Voltaire parle bien, mais il se trompe. Dieu transforme ce vers poétique désabusé : notre espérance n’est pas située dans un jour éloigné où tout pourra, enfin, être bien… ; elle n’est pas non plus l’illusion de croire que notre quotidien suffit déjà…
L’aujourd’hui de Dieu, notre espérance, est une tension, une présence agissante, une trajectoire lumineuse dans nos existences. Aujourd’hui est une trajectoire.
Dieu est amour de toujours à toujours, de tous les jours et de chacun des jours ; il est une grâce surabondante : là où le péché des jours a abondé, la grâce de l’aujourd’hui de Dieu surabonde.

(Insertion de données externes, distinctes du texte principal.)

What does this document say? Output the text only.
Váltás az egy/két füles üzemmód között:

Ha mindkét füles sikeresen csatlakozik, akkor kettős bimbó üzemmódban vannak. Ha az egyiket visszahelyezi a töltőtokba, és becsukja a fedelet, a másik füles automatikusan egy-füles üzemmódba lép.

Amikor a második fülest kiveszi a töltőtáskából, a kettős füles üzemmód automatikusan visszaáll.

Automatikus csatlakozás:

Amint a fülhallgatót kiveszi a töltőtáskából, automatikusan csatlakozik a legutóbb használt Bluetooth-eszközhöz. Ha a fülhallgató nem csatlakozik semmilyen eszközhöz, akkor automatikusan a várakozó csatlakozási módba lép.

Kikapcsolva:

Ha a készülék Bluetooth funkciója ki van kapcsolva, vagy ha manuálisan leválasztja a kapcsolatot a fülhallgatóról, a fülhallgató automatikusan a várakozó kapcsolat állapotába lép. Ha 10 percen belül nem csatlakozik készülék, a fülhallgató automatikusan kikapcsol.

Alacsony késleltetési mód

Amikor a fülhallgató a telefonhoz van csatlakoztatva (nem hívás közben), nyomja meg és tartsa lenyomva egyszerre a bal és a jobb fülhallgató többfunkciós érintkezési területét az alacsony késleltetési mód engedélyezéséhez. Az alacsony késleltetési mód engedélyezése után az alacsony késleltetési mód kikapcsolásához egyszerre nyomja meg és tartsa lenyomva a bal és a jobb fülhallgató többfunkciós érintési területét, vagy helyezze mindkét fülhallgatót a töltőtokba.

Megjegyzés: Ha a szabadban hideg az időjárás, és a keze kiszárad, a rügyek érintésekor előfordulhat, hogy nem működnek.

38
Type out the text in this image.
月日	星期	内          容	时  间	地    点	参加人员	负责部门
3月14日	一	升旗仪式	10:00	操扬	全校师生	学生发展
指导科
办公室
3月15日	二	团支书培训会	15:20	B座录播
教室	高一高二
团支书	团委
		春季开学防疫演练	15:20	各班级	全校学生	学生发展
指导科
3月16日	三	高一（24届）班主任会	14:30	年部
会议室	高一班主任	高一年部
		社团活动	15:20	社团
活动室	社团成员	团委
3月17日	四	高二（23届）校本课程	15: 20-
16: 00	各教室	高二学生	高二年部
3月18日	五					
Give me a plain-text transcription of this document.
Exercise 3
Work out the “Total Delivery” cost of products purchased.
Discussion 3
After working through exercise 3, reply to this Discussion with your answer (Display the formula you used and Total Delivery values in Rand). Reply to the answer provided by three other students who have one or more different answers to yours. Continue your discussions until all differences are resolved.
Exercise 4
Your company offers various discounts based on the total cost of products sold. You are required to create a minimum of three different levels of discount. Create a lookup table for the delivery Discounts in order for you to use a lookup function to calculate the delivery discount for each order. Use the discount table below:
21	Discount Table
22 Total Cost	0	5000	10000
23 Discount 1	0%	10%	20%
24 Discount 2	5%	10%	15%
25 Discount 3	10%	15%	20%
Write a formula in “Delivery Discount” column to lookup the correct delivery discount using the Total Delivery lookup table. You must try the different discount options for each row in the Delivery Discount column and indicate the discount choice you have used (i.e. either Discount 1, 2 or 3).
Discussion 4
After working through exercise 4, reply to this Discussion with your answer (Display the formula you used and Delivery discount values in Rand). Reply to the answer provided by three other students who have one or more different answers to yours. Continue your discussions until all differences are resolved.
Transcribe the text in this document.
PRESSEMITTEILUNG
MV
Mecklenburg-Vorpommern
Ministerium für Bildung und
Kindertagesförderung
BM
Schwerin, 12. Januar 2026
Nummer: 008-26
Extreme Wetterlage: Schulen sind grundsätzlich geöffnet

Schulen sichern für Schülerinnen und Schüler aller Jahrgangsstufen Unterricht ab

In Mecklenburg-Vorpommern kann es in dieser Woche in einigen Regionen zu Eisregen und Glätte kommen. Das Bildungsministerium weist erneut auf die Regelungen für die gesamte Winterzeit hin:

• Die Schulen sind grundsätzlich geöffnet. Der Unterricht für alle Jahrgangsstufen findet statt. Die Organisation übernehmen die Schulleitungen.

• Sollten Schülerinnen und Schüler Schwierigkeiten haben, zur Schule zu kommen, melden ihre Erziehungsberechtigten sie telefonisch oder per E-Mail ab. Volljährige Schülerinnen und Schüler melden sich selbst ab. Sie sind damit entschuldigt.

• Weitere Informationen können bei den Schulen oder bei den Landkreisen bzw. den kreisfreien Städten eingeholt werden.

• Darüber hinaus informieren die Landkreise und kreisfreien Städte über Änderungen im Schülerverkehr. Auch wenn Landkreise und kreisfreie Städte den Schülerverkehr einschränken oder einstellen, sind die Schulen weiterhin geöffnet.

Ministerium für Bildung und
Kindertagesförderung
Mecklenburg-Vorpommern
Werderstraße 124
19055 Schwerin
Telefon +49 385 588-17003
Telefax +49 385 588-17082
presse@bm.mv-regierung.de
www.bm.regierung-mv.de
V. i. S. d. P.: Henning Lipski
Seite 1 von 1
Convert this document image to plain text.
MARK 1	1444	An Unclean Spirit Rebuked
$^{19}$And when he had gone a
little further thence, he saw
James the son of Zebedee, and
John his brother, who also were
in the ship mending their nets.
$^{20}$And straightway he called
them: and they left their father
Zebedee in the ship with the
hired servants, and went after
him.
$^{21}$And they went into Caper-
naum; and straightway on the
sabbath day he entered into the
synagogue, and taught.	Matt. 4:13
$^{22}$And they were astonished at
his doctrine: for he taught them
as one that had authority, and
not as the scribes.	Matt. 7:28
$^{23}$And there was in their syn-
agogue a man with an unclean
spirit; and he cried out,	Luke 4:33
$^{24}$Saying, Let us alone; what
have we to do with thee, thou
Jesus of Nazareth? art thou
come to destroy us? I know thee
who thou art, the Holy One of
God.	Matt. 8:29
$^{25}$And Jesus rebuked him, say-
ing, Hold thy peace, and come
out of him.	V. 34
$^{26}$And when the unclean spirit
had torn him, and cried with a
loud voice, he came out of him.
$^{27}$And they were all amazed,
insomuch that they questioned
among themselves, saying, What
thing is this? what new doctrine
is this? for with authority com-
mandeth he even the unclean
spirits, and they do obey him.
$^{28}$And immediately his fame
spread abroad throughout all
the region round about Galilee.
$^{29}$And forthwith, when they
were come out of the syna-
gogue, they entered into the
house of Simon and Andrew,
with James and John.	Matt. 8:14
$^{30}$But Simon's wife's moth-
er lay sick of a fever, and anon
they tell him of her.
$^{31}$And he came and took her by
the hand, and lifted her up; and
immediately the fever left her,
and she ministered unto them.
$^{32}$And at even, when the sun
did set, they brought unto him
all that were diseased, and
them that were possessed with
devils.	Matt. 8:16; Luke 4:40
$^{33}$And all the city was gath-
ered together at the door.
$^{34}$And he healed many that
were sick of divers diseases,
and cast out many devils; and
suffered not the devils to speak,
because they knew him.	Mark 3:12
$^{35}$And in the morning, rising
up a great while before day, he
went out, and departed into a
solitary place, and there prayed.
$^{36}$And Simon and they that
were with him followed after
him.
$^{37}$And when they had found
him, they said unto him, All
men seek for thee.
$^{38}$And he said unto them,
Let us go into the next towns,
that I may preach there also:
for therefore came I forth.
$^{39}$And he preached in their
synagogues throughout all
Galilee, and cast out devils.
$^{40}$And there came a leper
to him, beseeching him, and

Ce dimanche 26 janvier, 3 occasions nous rassemblent en cette église et convergent vers cet aujourd’hui :
- aujourd’hui s’ouvre l’année du jubilé, le Jubilé de l’espérance, qui nous tire en avant ;
- aujourd’hui est célébré le dimanche de la Parole de Dieu, qui nourrit notre vie ;
- aujourd’hui est envoyée en mission l’équipe pastorale de l’Unité Notre-Dame d’Arlon, pour servir et faire grandir.
Wawwww, et je mets 3 W à ce wawww admiratif ; on ne pouvait pas faire mieux.
Profitons de cet aujourd’hui, frères et sœurs, un aujourd’hui qui n’est ni racrapoté sur nos 24 petites heures quotidiennes, ni élargi à l’infini tellement vague des appréciations philosophiques. Vivons cet aujourd’hui.
Je conclus avec cet autre vers, d’une poétesse française du 19ème siècle, Rosemonde Gérard : « Chaque jour je t’aime davantage, aujourd’hui plus qu’hier et bien moins que demain ».
Et si c’était ce que Dieu dit au creux de notre foi ? Et ce que nous voudrions lui répondre ? Et ce que nous voudrions partager à nos frères et sœurs ? Et ce que nous aimerions les entendre nous dire aussi…
A la manière d’un psaume d’aujourd’hui, nourrissons-en notre prière, faisons-en notre trajectoire. Murmurons-le nous-mêmes à Dieu, disons-le lui au creux du cœur : Je t’aime, Seigneur, aujourd’hui plus qu’hier et bien moins que demain. Aujourd’hui plus qu’hier et bien moins que demain.